Düsseldorf. Vom Jacobsweg ins Abenteuerland. Wie Erfolgsproduzent Martin Flohr das Pur-Musical in Düsseldorf auf die Bühne gebracht hat
Er war mal Praktikant am Broadway. Mittlerweile ist Martin Flohr einer der erfolgreichsten deutschen Musical-Produzenten. Ohne ihn würde es das derzeit in Düsseldorf laufende Pur-Musical „Abenteuerland“ nicht geben. Inzwischen ist die Show bis weit in den Sommer hinein verlängert worden.
Martin Flohr kennt die Welt. War oft in den USA, in Asien und kreuz und quer in Europa ohnehin. Seit gut einem halben Jahr ist ein Land hinzugekommen, das er nie zuvor besucht hat. Das Abenteuerland. Seit Oktober 2023 läuft das gleichnamige Pur-Musical in Düsseldorf im Capitol-Theater und lockt derzeit mit den Songs der Band „Pur“ jede Woche Tausende Besucher. Doch der Weg dorthin war lang.
„Der kleine Horrorladen“ stellte die Weichen
Und wahrscheinlich brauchte es einen wie Flohr, um ihn zu gehen. Einen, der weiß, dass er zum Musical will, seit er mit elf Jahren „Der kleine Horrorladen“ gesehen hat. „Das hat mich sofort gepackt.“ Und es hat ihn nicht mehr losgelassen. Er lernt Klavier, spielt Orgel, doch schon als Teenager macht er sich keine Illusionen. „Ich kann nicht singen, ich kann nicht tanzen. Zumindest nicht so, dass es für die Bühne reichen würde.“
Aber da will er auch gar nicht hin. Er will hinter die Kulissen. „Zu erleben, wie die Technik funktioniert, wie Gewerke Hand in Hand arbeiten, das hat mich schon ganz früh fasziniert.“ Um zu erfahren, wie er dort hinkommen kann, ruft er nach dem Abi kurzerhand Marek Lieberberg an, einen der größten deutschen Konzert- und Eventveranstalter. „Studiere erstmal BWL“, sagt der. „Das kann nie schaden.“
„Meine Miete war höher als meine Gehalt“
In Regensburg setzt Flohr den Ratschlag um, findet das Studium „schrecklich“, macht trotzdem Prädikats-Examen.

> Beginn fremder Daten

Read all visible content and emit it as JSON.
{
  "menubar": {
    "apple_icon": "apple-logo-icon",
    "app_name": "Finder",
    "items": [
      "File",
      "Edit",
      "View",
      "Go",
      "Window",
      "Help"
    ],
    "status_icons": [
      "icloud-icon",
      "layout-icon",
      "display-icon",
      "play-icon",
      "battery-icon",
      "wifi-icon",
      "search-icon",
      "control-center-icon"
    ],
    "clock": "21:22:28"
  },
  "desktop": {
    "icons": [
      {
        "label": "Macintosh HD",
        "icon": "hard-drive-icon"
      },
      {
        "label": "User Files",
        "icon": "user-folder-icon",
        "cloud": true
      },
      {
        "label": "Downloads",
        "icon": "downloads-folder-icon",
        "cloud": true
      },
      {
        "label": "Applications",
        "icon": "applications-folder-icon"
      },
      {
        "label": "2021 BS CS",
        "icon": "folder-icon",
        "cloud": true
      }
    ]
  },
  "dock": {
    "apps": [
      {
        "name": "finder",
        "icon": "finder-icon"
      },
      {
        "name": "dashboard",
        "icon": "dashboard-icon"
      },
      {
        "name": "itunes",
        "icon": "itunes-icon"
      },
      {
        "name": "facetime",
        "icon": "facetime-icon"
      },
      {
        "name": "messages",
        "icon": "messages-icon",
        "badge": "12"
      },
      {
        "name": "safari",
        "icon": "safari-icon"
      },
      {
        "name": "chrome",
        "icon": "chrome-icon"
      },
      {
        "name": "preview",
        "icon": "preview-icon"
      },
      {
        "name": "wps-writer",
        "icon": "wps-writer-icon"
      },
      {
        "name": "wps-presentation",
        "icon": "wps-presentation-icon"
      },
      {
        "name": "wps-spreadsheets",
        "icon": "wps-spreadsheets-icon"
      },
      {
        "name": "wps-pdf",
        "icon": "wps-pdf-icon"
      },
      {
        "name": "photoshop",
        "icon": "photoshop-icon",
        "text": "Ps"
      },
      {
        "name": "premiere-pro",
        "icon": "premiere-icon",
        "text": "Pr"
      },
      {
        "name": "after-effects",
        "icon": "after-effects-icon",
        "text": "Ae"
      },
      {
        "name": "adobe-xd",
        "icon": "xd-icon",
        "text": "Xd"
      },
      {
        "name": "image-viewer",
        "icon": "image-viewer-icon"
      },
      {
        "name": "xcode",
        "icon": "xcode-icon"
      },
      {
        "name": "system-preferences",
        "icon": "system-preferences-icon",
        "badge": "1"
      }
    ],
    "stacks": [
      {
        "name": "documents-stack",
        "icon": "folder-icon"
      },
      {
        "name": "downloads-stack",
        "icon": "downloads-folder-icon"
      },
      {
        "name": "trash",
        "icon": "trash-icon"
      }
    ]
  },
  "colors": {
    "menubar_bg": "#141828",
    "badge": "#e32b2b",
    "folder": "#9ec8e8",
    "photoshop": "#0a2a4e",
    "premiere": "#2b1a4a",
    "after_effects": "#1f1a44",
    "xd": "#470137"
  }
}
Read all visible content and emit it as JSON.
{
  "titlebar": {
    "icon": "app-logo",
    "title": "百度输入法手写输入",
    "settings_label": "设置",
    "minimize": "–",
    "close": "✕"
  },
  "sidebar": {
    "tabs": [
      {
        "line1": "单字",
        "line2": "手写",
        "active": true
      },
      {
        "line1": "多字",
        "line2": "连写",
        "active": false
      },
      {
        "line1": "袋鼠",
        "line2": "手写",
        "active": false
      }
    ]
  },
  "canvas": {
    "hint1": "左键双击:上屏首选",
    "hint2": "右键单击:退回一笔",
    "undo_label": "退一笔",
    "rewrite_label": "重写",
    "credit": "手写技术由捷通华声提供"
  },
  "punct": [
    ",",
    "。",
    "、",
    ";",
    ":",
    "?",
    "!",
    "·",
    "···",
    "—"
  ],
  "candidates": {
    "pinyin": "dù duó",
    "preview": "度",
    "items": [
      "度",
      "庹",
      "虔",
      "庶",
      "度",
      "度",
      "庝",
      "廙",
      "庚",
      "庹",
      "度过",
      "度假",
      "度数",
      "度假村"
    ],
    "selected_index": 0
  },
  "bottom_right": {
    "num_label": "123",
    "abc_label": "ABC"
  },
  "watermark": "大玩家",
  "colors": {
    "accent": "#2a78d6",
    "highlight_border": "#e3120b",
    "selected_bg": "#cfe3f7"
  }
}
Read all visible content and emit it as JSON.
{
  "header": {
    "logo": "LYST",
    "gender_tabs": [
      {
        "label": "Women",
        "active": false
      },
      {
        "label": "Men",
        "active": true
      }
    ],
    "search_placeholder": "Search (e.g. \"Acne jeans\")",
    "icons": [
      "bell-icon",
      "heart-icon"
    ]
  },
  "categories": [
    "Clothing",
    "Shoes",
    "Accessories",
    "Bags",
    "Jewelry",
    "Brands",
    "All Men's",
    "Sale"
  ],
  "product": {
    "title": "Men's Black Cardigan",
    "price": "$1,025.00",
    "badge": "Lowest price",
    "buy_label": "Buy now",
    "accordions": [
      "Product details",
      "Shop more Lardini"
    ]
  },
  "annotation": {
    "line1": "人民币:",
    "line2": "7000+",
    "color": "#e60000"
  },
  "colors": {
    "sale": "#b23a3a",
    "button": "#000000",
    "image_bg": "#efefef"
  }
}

Um sich dann als Praktikant am Broadway zu bewerben. Ganz unten fängt er an in New York. Ein Laufbursche, der Junge für alles. Kaffee holen, den Chef fahren - was so anfällt. Bei „Stomp“ und für „Richard O‘Brien‘s Rocky Horror Show“. „Meine Miete war höher als mein Gehalt“, erinnert sich Flohr. Aber er hält durch, fällt auf und die Treppe hoch. Als „Stomp“ auf Tour geht, geht er mit. Als Requisiteur. „Ein Job ganz am Ende der Kette“, sagt er. Aber als in Japan der Tourmanager plötzlich hinschmeißt, bieten sie Martin den Job ab. „Du bist doch Deutscher, Deutsche können gut organisieren.“ Flohr sagt zu und „von da an habe ich die nächste Zeit recht wenig geschlafen“.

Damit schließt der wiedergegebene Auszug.